Not every mom of an autistic kid falls into the category of Autism Moms ™. When I think Autism Moms ™ I think of the Jenny McCarthy type, the type wailing about autism stealing their child away from them, the one who will try bleach enemas and raw diets and anything to “”””cure”””” their child’s autism. 

I never have good encounters with these types (and they are incredibly common on parenting websites and forums). Things usually start off calmly enough but end with me trying to get it through their thick skulls that kids who have autism are STILL PEOPLE and THEY STILL HAVE EMOTIONS and maybe saying “I wouldn’t wish my autistic son on my worst enemy” IS A SHITTY THING TO SAY. 
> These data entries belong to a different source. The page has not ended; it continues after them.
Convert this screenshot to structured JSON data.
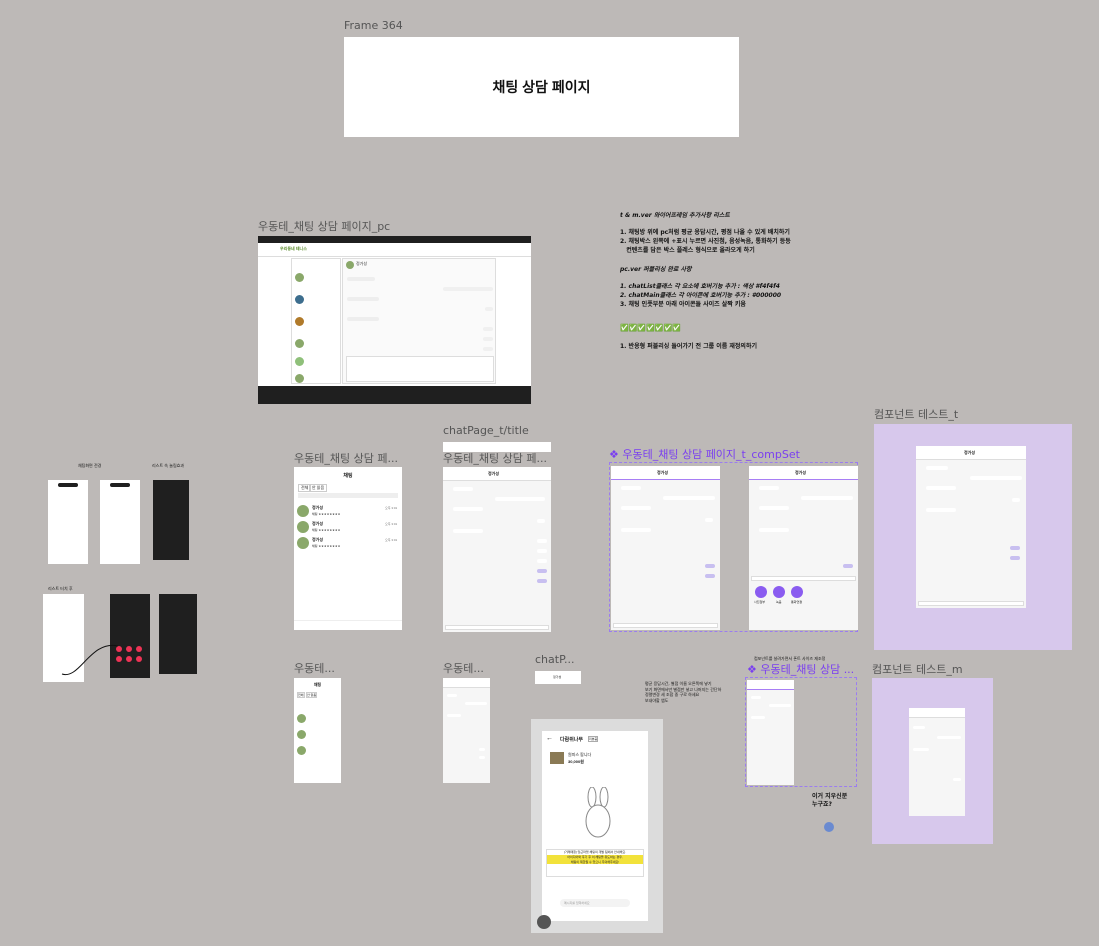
{
  "frames": {
    "frame364": {
      "label": "Frame 364",
      "title": "채팅 상담 페이지"
    },
    "pc": {
      "label": "우동테_채팅 상담 페이지_pc",
      "header_logo": "우리동네 테니스",
      "chat_name": "정가성"
    },
    "tablet_list": {
      "label": "우동테_채팅 상담 페...",
      "header": "채팅",
      "tab_all": "전체",
      "tab_unread": "안 읽음",
      "items": [
        {
          "name": "정가성",
          "preview": "채팅 ㅎㅎㅎㅎㅎㅎㅎㅎ",
          "time": "오후 3:01"
        },
        {
          "name": "정가성",
          "preview": "채팅 ㅎㅎㅎㅎㅎㅎㅎㅎ",
          "time": "오후 3:01"
        },
        {
          "name": "정가성",
          "preview": "채팅 ㅎㅎㅎㅎㅎㅎㅎㅎ",
          "time": "오후 3:01"
        }
      ]
    },
    "chatpage_title": {
      "label": "chatPage_t/title"
    },
    "tablet_chat": {
      "label": "우동테_채팅 상담 페...",
      "name": "정가성"
    },
    "compset": {
      "label": "❖ 우동테_채팅 상담 페이지_t_compSet",
      "name": "정가성",
      "actions": [
        "사진첨부",
        "녹음",
        "통화연결"
      ]
    },
    "comp_test_t": {
      "label": "컴포넌트 테스트_t",
      "name": "정가성"
    },
    "mobile_list": {
      "label": "우동테...",
      "header": "채팅",
      "tab_all": "전체",
      "tab_unread": "안 읽음"
    },
    "mobile_chat": {
      "label": "우동테..."
    },
    "chatp": {
      "label": "chatP...",
      "name": "정가성"
    },
    "mobile_compset": {
      "label": "❖ 우동테_채팅 상담 ..."
    },
    "comp_test_m": {
      "label": "컴포넌트 테스트_m"
    },
    "left_refs": {
      "label_a": "채팅화면 전경",
      "label_b": "리스트 속 눌림효과",
      "label_c": "리스트 터치 후"
    },
    "daangn": {
      "title": "다람쥐나무",
      "badge": "리뷰중",
      "item": "원피스 팝니다",
      "price": "30,000원",
      "notice_a": "[거래매칭] 당근마켓 채팅의 개발 팀에서 안내해요.",
      "notice_b": "아이디어와 후기 후 이 채팅을 유도하는 경우,",
      "notice_c": "채팅이 제한될 수 있으니 주의해주세요!",
      "input": "메시지를 입력하세요"
    }
  },
  "notes": {
    "todo_title": "t & m.ver 와이어프레임 추가사항 리스트",
    "todo_items": [
      "1. 채팅방 위에 pc처럼 평균 응답시간, 평점 나올 수 있게 배치하기",
      "2. 채팅박스 왼쪽에 +표시 누르면 사진첨, 음성녹음, 통화하기 등등",
      "   컨텐츠를 담은 박스 플레스 형식으로 올라오게 하기"
    ],
    "done_title": "pc.ver 퍼블리싱 완료 사항",
    "done_items": [
      "1. chatList클래스 각 요소에 호버기능 추가 : 색상 #f4f4f4",
      "2. chatMain클래스 각 아이콘에 호버기능 추가 : #000000",
      "3. 채팅 인풋부분 아래 아이콘들 사이즈 살짝 키움"
    ],
    "checks": "✅✅✅✅✅✅✅",
    "final": "1. 반응형 퍼블리싱 들어가기 전 그룹 이름 재정의하기",
    "side_notes": [
      "평균 응답시간, 별점 이름 오른쪽에 넣기",
      "보기 화면에서만 별점만 넣고 나머지는 간단하",
      "정렬변경 세 조합 중 구로 하세요",
      "보내야할 앱도"
    ],
    "compset_sub": "컴포넌트를 살려가면서 폰트 사이즈 재조정",
    "sticker_a": "이거 지우신분",
    "sticker_b": "누구죠?"
  }
}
Fortunately, the vast majority of autism moms I know are not this type; they’re fantastic advocates for their kids and respect that their children are PEOPLE, that autism is less tragedy and more “well, I just have to adjust my style and expectations like you do with every kid.” But I still fear the Autism Moms ™ because I know my feelings on autism aren’t super popular with them, and I think I’d probably get torn a new one for being really calm about my son potentially being autistic (like… ?? am I supposed to freak out and cry and sob? What is that going to change?). I want to have a village, but I do not want THAT village. 

So I focus on things like the Autism Self Advocacy Network and the #ActuallyAutistic tag on Twitter, and I’ll keep doing so as we all move forward with this. Fingers and toes crossed that we’ll be able to have Isaac evaluated soon and know one way or another, but either way…

Well, he’s my sweet little baby elephant, exactly as he is, no matter how he is.